Pięć przedmiotów przypominających broń i amunicję znaleźli policjanci w jednym z mieszkań w centrum Kielc. Funkcjonariusze zostali wezwani do awantury domowej. Drzwi otworzył im pijany 68-latek. Jeśli potwierdzi się, że znalezione przedmioty to broń, mężczyzna odpowie przed sądem za jej nielegalne posiadanie.
Kieleccy policjanci zostali w środę rano wezwani do jednego z mieszkań w centrum miasta, gdzie - według zgłoszenia - miało dojść do awantury. Drzwi otworzył im mężczyzna, od którego od razu funkcjonariusze wyczuli silną woń alkoholu. Okazało się jednak, że awantura i alkohol to najmniejsze ze zmartwień kielczanina.
Pięć przedmiotów przypominających broń w mieszkaniu 68-latka
Przy 68-latku policjanci znaleźli przedmiot przypominający broń. Nie było to jednak jedyne znalezisko w mieszkaniu mężczyzny.
- W toku prowadzonych czynności mundurowi w różnych miejscach w lokalu znaleźli pięć przedmiotów przypominających broń. Oprócz tego policjanci ujawnili również amunicję. 68-latek został zatrzymany - poinformowała w komunikacie młodszy aspirant Małgorzata Perkowska-Kiepas, oficer prasowa policji w Kielcach.
Badanie trzeźwości wykazało, że w organizmie mężczyzny były ponad dwa promile alkoholu.
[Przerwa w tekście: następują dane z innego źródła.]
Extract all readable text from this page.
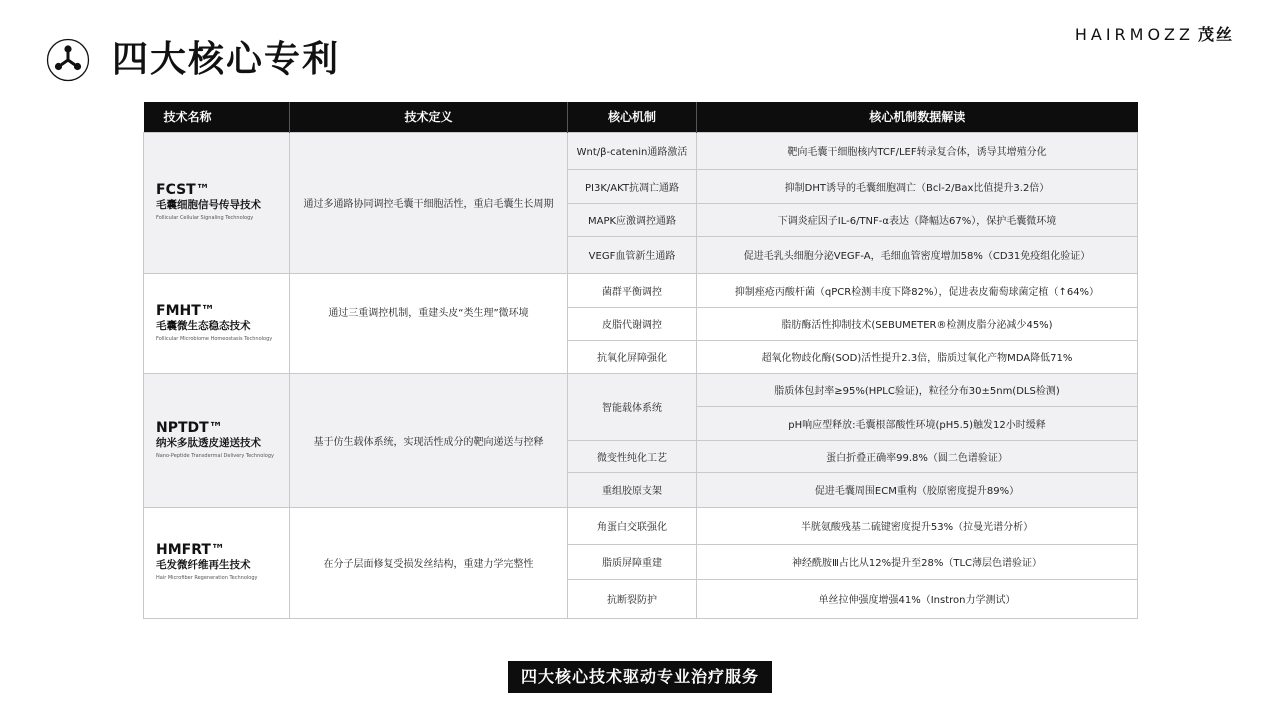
四大核心专利
HAIRMOZZ 茂丝
技术名称	技术定义	核心机制	核心机制数据解读

FCST™
毛囊细胞信号传导技术
Follicular Cellular Signaling Technology	通过多通路协同调控毛囊干细胞活性，重启毛囊生长周期	Wnt/β-catenin通路激活	靶向毛囊干细胞核内TCF/LEF转录复合体，诱导其增殖分化
		PI3K/AKT抗凋亡通路	抑制DHT诱导的毛囊细胞凋亡（Bcl-2/Bax比值提升3.2倍）
		MAPK应激调控通路	下调炎症因子IL-6/TNF-α表达（降幅达67%），保护毛囊微环境
		VEGF血管新生通路	促进毛乳头细胞分泌VEGF-A，毛细血管密度增加58%（CD31免疫组化验证）

FMHT™
毛囊微生态稳态技术
Follicular Microbiome Homeostasis Technology	通过三重调控机制，重建头皮“类生理”微环境	菌群平衡调控	抑制痤疮丙酸杆菌（qPCR检测丰度下降82%），促进表皮葡萄球菌定植（↑64%）
		皮脂代谢调控	脂肪酶活性抑制技术(SEBUMETER®检测皮脂分泌减少45%)
		抗氧化屏障强化	超氧化物歧化酶(SOD)活性提升2.3倍，脂质过氧化产物MDA降低71%

NPTDT™
纳米多肽透皮递送技术
Nano-Peptide Transdermal Delivery Technology	基于仿生载体系统，实现活性成分的靶向递送与控释	智能载体系统	脂质体包封率≥95%(HPLC验证)，粒径分布30±5nm(DLS检测)
			pH响应型释放:毛囊根部酸性环境(pH5.5)触发12小时缓释
		微变性纯化工艺	蛋白折叠正确率99.8%（圆二色谱验证）
		重组胶原支架	促进毛囊周围ECM重构（胶原密度提升89%）

HMFRT™
毛发微纤维再生技术
Hair Microfiber Regeneration Technology	在分子层面修复受损发丝结构，重建力学完整性	角蛋白交联强化	半胱氨酸残基二硫键密度提升53%（拉曼光谱分析）
		脂质屏障重建	神经酰胺Ⅲ占比从12%提升至28%（TLC薄层色谱验证）
		抗断裂防护	单丝拉伸强度增强41%（Instron力学测试）
四大核心技术驱动专业治疗服务
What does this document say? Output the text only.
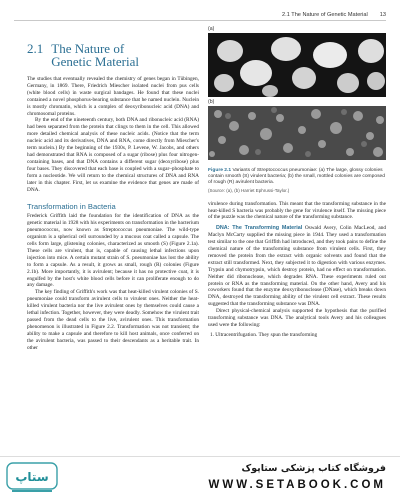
2.1 The Nature of Genetic Material 13
2.1 The Nature of Genetic Material

The studies that eventually revealed the chemistry of genes began in Tübingen, Germany, in 1869. There, Friedrich Miescher isolated nuclei from pus cells (white blood cells) in waste surgical bandages. He found that these nuclei contained a novel phosphorus-bearing substance that he named nuclein. Nuclein is mostly chromatin, which is a complex of deoxyribonucleic acid (DNA) and chromosomal proteins.

By the end of the nineteenth century, both DNA and ribonucleic acid (RNA) had been separated from the protein that clings to them in the cell. This allowed more detailed chemical analysis of these nucleic acids. (Notice that the term nucleic acid and its derivatives, DNA and RNA, come directly from Miescher's term nuclein.) By the beginning of the 1930s, P. Levene, W. Jacobs, and others had demonstrated that RNA is composed of a sugar (ribose) plus four nitrogen-containing bases, and that DNA contains a different sugar (deoxyribose) plus four bases. They discovered that each base is coupled with a sugar–phosphate to form a nucleotide. We will return to the chemical structures of DNA and RNA later in this chapter. First, let us examine the evidence that genes are made of DNA.

Transformation in Bacteria

Frederick Griffith laid the foundation for the identification of DNA as the genetic material in 1928 with his experiments on transformation in the bacterium pneumococcus, now known as Streptococcus pneumoniae. The wild-type organism is a spherical cell surrounded by a mucous coat called a capsule. The cells form large, glistening colonies, characterized as smooth (S) (Figure 2.1a). These cells are virulent, that is, capable of causing lethal infections upon injection into mice. A certain mutant strain of S. pneumoniae has lost the ability to form a capsule. As a result, it grows as small, rough (R) colonies (Figure 2.1b). More importantly, it is avirulent; because it has no protective coat, it is engulfed by the host's white blood cells before it can proliferate enough to do any damage.

The key finding of Griffith's work was that heat-killed virulent colonies of S. pneumoniae could transform avirulent cells to virulent ones. Neither the heat-killed virulent bacteria nor the live avirulent ones by themselves could cause a lethal infection. Together, however, they were deadly. Somehow the virulent trait passed from the dead cells to the live, avirulent ones. This transformation phenomenon is illustrated in Figure 2.2. Transformation was not transient; the ability to make a capsule and therefore to kill host animals, once conferred on the avirulent bacteria, was passed to their descendants as a heritable trait. In other

(a)
(b)
Figure 2.1 Variants of Streptococcus pneumoniae: (a) The large, glossy colonies contain smooth (S) virulent bacteria; (b) the small, mottled colonies are composed of rough (R) avirulent bacteria.
(Source: (a), (b) Harriet Ephrussi-Taylor.)

virulence during transformation. This meant that the transforming substance in the heat-killed S bacteria was probably the gene for virulence itself. The missing piece of the puzzle was the chemical nature of the transforming substance.

DNA: The Transforming Material Oswald Avery, Colin MacLeod, and Maclyn McCarty supplied the missing piece in 1944. They used a transformation test similar to the one that Griffith had introduced, and they took pains to define the chemical nature of the transforming substance from virulent cells. First, they removed the protein from the extract with organic solvents and found that the extract still transformed. Next, they subjected it to digestion with various enzymes. Trypsin and chymotrypsin, which destroy protein, had no effect on transformation. Neither did ribonuclease, which degrades RNA. These experiments ruled out protein or RNA as the transforming material. On the other hand, Avery and his coworkers found that the enzyme deoxyribonuclease (DNase), which breaks down DNA, destroyed the transforming ability of the virulent cell extract. These results suggested that the transforming substance was DNA.

Direct physical-chemical analysis supported the hypothesis that the purified transforming substance was DNA. The analytical tools Avery and his colleagues used were the following:

1. Ultracentrifugation. They spun the transforming
ستاپ
فروشگاه کتاب پزشکی ستاپوک
WWW.SETABOOK.COM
Znalezione przedmioty zostały zabezpieczone do dalszych badań. - Jeżeli okaże się, że noszą one cechy broni, na którą wymagane jest zezwolenie, kielczanin odpowie przed sądem za jej nielegalne posiadanie, za co może mu grozić kara do ośmiu lat pozbawienia wolności - podkreśliła Perkowska-Kiepas.